For $n=1,2,3,\ldots$, let $$I_n=\int_0^1 \frac{x^{n-1}}{2-x} \,dx.$$ The value taken for $I_1=\ln2$ is $0.6931.$ If the recurrence relation is now used to calculate successive values of $I_n$ we find $I_{12}=-0.0189$ (you are not required to confirm the calculation).

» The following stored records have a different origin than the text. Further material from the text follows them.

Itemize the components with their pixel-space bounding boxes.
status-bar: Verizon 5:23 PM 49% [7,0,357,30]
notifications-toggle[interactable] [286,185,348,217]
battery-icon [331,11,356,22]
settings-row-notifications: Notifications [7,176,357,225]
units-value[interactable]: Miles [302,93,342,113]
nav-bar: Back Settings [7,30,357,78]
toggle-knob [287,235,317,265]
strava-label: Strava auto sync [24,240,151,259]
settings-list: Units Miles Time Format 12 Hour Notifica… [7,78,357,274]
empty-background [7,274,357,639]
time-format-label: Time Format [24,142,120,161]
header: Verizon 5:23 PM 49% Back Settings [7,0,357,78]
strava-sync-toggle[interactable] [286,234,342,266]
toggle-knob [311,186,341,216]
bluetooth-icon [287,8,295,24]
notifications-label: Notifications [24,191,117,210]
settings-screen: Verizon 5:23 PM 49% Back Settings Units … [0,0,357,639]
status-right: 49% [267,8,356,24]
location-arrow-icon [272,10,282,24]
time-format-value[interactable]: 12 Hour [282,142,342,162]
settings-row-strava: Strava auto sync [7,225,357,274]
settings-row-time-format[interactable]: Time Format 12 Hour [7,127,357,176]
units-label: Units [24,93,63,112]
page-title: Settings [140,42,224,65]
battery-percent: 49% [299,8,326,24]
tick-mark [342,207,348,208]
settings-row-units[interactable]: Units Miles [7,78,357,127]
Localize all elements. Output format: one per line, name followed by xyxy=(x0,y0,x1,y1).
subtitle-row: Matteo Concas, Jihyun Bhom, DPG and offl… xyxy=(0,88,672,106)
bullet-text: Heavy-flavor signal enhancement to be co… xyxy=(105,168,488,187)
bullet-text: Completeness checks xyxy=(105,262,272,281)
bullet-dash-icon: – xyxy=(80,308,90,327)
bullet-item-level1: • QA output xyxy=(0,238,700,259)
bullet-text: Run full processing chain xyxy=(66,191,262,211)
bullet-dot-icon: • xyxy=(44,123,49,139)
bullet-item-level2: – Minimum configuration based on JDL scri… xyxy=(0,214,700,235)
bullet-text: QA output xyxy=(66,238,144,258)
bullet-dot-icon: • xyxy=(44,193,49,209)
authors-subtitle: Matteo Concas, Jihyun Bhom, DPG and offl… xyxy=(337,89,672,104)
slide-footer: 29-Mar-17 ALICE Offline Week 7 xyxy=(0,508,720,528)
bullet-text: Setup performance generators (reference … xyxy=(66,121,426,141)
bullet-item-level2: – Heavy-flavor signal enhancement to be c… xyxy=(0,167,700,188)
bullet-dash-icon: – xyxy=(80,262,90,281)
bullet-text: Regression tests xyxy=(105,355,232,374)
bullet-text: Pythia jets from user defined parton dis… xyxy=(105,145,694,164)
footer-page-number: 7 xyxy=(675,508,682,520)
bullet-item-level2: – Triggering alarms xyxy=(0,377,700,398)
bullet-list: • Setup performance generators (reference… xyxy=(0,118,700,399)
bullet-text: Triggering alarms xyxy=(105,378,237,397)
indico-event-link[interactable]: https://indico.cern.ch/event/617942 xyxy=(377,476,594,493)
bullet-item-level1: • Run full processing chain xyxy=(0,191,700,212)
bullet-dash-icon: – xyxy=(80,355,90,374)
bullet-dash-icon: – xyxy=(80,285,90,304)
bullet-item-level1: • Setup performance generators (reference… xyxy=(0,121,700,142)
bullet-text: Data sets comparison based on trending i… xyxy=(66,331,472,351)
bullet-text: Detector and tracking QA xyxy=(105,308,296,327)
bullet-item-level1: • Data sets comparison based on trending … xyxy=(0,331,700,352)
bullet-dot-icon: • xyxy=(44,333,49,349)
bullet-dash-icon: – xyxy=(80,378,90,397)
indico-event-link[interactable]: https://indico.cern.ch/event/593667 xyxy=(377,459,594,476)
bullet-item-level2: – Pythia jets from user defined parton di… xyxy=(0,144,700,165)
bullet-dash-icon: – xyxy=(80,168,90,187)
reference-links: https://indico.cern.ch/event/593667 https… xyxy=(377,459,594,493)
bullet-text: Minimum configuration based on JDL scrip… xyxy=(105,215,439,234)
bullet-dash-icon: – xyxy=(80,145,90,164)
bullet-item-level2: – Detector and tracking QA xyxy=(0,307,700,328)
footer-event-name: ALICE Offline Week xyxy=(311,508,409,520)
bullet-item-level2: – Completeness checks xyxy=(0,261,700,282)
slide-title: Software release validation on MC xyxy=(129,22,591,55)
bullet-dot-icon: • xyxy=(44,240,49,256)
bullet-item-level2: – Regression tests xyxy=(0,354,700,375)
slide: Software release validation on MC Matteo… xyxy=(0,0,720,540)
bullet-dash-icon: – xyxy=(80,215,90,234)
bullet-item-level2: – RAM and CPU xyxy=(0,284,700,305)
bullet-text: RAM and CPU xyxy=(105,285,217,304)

Explain carefully both why this cannot be correct and the source of the error, given that all intermediate arithmetical operations have been performed exactly.
I am not sure how to answer the question?
On
Hint:
$$I_n= \int_{0}^1\frac{x^{n-1}}{2-x}dx= \frac{1}{2}\int_0^1 x^{n-1}\left(\frac{1}{1-\frac{x}{2}}\right)dx =\frac{1}{2}\int_0^1 x^{n-1}\left(1+\frac{x}{2}+\frac{x^2}{4}+..+\frac{x^n}{2^n}+...\right)dx $$
$$I_n = \frac{1}{2}\left[\frac{x^n}{n}+\frac{x^{n+1}}{2(n+1)}+...+ \frac{x^{2n}}{2n\cdot2^n}+...\right]^1_0$$
$$I_n= \frac{1}{2}\left(\frac{1}{n}+\frac{1}{2(n+1)}+...+\frac{1}{2n\cdot2^n}+...\right)$$
On
Another hint: Substituting first $t=1-x$ followed by $u=1+t$, and then expanding the numerator via the binomial theorem, the integral becomes:
$$\begin{align} I_{n} &=\int_{0}^{1}\frac{x^{n-1}}{2-x}\,\mathrm{d}x\\ &=\int_{0}^{1}\frac{(1-t)^{n-1}}{1+t}\,\mathrm{d}t\\ &=\int_{1}^{2}\frac{(2-u)^{n-1}}{u}\,\mathrm{d}u\\ &=\int_{1}^{2}\frac{1}{u}\sum_{k=0}^{n-1}\binom{n-1}{k}2^{n-1-k}(-1)^ku^{k}\,\mathrm{d}u\\ &=\sum_{k=0}^{n-1}\binom{n-1}{k}2^{n-1-k}(-1)^k\int_{1}^{2}u^{k-1}\,\mathrm{d}u \end{align}$$
HINT:
For $x\ne2,$$$\frac{x^{n-1}}{2-x}=\frac{x^{n-1}-2x^{n-2}+2x^{n-2}}{2-x}=-2x^{n-2}+\frac{2x^{n-2}}{2-x}$$